Id. (citation omitted).
Fraud
Ditto. Plaintiff again alleged nothing more than supposedly receiving information from his surgeon. Id. at *16-17. Then he alleged, that the surgeon was the defendant’s “agent.” Id. But instead of asserting any facts to back that up, plaintiff made vague claims that his surgeon was in some sort of consulting role with the defendant, for which the surgeon had been paid “substantial sums of money.” Id. at *16. But boilerplate allegations like “each and every Defendant was the agent or employee of each and every other Defendant,” id., don’t cut it under Fed. R. Civ. P. 9(b), particularly when what this plaintiff improperly defined as one single defendant was, in fact, “five distinct entities. Id. at *17.
[E]ach allegation concerning [the surgeon’s] statements merely asserts that he was acting as an agent of the defined multi-entity term . . . when making them − not any individual defendant. Plaintiff’s pleading is inadequate because Rule 9(b) does not allow a complaint to merely lump multiple defendants together but requires plaintiffs to differentiate their allegations when suing more than one defendant and inform each defendant separately of the allegations surrounding his alleged participation in the fraud.
Id. (citation and quotation marks omitted). Yet again, amendment was “futile” because, after all this time, the plaintiff still failed to “allege specific misrepresentations made by any [manufacturing] Defendant” but only the surgeon’s statements. Id. at *18. The allegation “on behalf of” was a “bare legal assertion[] advancing a new theory of liability unsupported by amended factual allegations,” and the generalized claim of financial ties did not change that. Id. at *9 n.2 & *19.
Negligent Misrepresentation
“For the same reasons plaintiff does not adequately allege an intentional misrepresentation cause of action, he fails to allege negligent misrepresentation with the specificity required by Rule 9(b).” Id. at *19-20. Buh-bye.
RICO
RICO also requires Rule 9(b) “specific” pleading. Id. at *21. A decade after filing suit, plaintiff asserted nothing more than boilerplate “allegations of mail fraud and wire fraud as the applicable predicate acts.” Id. at *20. Sayonara.

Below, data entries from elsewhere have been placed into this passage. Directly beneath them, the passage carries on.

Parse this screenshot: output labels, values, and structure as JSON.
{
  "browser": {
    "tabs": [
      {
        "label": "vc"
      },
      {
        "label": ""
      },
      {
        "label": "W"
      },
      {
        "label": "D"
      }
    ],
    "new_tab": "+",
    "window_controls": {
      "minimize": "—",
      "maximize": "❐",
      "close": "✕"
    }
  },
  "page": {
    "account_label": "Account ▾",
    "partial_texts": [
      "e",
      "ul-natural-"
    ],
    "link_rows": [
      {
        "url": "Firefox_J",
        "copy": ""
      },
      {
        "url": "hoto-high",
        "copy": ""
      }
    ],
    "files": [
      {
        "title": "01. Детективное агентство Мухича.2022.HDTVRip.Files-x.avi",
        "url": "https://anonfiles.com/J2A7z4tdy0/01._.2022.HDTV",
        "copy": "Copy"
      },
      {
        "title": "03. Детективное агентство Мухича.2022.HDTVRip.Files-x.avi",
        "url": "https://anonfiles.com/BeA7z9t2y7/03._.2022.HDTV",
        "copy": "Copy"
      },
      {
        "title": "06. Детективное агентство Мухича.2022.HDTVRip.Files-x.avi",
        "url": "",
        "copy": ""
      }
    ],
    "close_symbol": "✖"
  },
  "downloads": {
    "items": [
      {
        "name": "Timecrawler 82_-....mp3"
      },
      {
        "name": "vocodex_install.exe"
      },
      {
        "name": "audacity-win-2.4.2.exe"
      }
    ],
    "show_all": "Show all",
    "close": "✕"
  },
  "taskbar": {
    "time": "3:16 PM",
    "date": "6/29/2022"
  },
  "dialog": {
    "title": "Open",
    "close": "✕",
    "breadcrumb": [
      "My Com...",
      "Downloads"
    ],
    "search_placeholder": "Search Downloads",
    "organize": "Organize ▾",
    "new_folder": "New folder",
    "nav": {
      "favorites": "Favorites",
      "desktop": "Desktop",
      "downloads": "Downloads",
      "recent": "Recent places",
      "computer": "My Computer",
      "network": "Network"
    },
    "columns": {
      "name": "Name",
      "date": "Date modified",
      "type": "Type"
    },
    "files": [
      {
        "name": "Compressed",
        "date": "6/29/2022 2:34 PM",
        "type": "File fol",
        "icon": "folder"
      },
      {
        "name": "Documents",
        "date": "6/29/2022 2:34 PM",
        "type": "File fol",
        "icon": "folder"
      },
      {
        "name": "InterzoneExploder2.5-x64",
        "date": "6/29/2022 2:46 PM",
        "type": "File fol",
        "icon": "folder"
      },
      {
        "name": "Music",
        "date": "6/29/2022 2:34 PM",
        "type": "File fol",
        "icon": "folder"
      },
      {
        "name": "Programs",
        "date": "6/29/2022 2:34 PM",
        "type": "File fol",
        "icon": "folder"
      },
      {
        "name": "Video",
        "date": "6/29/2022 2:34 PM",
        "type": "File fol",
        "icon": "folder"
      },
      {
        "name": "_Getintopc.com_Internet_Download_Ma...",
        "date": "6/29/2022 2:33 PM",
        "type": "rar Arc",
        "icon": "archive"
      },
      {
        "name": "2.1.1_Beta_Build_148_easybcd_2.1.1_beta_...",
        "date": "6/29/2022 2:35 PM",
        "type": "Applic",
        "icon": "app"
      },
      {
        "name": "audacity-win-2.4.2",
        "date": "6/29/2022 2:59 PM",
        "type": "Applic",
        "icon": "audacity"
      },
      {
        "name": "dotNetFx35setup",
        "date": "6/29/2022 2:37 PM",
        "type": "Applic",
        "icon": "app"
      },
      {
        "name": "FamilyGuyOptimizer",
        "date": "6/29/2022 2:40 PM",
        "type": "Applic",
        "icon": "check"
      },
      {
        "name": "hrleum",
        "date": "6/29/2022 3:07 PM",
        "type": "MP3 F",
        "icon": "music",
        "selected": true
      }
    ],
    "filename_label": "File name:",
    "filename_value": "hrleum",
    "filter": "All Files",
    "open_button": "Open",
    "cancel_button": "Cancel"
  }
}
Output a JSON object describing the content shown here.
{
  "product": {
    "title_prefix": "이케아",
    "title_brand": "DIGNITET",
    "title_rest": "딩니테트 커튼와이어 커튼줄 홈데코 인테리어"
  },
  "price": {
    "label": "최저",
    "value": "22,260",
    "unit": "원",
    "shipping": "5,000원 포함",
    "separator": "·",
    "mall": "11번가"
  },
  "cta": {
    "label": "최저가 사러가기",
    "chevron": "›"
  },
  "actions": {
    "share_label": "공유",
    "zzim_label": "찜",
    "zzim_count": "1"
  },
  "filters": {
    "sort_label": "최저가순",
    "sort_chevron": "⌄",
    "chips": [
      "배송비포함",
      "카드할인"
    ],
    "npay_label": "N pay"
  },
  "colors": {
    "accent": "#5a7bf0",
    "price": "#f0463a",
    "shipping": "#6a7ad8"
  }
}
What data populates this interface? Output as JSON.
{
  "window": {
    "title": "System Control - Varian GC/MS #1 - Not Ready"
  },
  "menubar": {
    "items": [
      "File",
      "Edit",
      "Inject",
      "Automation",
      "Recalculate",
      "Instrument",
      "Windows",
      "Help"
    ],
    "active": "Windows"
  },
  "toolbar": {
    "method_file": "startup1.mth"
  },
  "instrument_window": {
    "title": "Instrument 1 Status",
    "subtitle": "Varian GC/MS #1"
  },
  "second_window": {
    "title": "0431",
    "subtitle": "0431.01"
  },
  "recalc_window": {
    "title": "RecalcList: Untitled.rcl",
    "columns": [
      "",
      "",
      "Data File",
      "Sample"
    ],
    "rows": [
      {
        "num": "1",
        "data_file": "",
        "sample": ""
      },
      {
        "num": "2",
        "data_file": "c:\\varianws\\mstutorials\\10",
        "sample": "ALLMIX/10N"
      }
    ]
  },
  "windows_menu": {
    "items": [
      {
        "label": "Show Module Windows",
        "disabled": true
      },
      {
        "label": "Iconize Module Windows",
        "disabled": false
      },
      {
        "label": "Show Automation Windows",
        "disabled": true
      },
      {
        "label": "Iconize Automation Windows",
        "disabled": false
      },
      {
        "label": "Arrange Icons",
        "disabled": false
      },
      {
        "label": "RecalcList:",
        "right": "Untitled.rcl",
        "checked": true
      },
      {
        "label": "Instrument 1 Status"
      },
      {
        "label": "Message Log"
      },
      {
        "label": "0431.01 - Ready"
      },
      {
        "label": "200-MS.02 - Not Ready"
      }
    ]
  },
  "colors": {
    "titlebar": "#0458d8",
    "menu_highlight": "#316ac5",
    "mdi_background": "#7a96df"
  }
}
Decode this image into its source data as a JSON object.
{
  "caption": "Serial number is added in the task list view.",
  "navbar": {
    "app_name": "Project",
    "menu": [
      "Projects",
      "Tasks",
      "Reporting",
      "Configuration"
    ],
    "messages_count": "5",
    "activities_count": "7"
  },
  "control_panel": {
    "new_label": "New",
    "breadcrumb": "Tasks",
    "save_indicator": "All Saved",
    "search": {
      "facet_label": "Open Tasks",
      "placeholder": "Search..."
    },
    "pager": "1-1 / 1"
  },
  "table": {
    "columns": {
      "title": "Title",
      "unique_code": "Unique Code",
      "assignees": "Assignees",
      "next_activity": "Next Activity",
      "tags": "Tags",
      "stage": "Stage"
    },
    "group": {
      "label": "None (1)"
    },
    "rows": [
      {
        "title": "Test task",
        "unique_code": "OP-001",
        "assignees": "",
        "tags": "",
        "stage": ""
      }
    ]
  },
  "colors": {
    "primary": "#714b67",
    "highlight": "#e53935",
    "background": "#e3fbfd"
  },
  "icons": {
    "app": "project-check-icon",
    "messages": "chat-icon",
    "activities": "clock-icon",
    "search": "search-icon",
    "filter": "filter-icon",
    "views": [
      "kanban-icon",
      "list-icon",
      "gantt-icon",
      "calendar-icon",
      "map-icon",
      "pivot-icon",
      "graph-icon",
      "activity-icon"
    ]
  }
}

[Plaintiff’s] allegations concerning the particular acts of mail and wire fraud are too general and lacking in detail to satisfy the heightened pleading requirements of Rule 9(b). For example, the complaint does not allege the timeframe during which [the mail or wire fraud occurred]. Nor has plaintiff alleged the identities of those involved in any transmissions nor which defendant did which act.
Id. at *22. Again, this was the end of the litigation line. “Plaintiff has had multiple opportunities to cure the very deficiencies still present in his pleading.” Id. at *24. Indeed, he failed to plead facts even after the court “presented [him] with an explanation of the [previous complaint’s] deficiencies.” Id.
Failure to Oppose Dismissal Motion
If you’re interested in the Local Rules of the Northern District of California, Muldoon also holds, with extensive discussion, that under the factors for Local Rule 7-3(a), the plaintiff’s failure to file a timely opposition, alone, also justified dismissal with prejudice 2025 U.S. Dist. Lexis 34013, at *25-29.
* * * *
That the meritless Muldoon litigation took a decade to be dismissed, and that when push came to shove the plaintiff couldn’t even muster a response, is yet another indictment of our slow and costly MDL system. Muldoon is one more example of bogus cases that plaintiffs park in MDLs for many years, hiding in the weeds, in the hopes that sheer numbers alone will force settlement without the nonexistent merits of such cases ever being evaluated. Had Muldoon not been bundled off to an MDL, where absolutely nothing was done it probably would not have lasted a year, had it even been filed at all.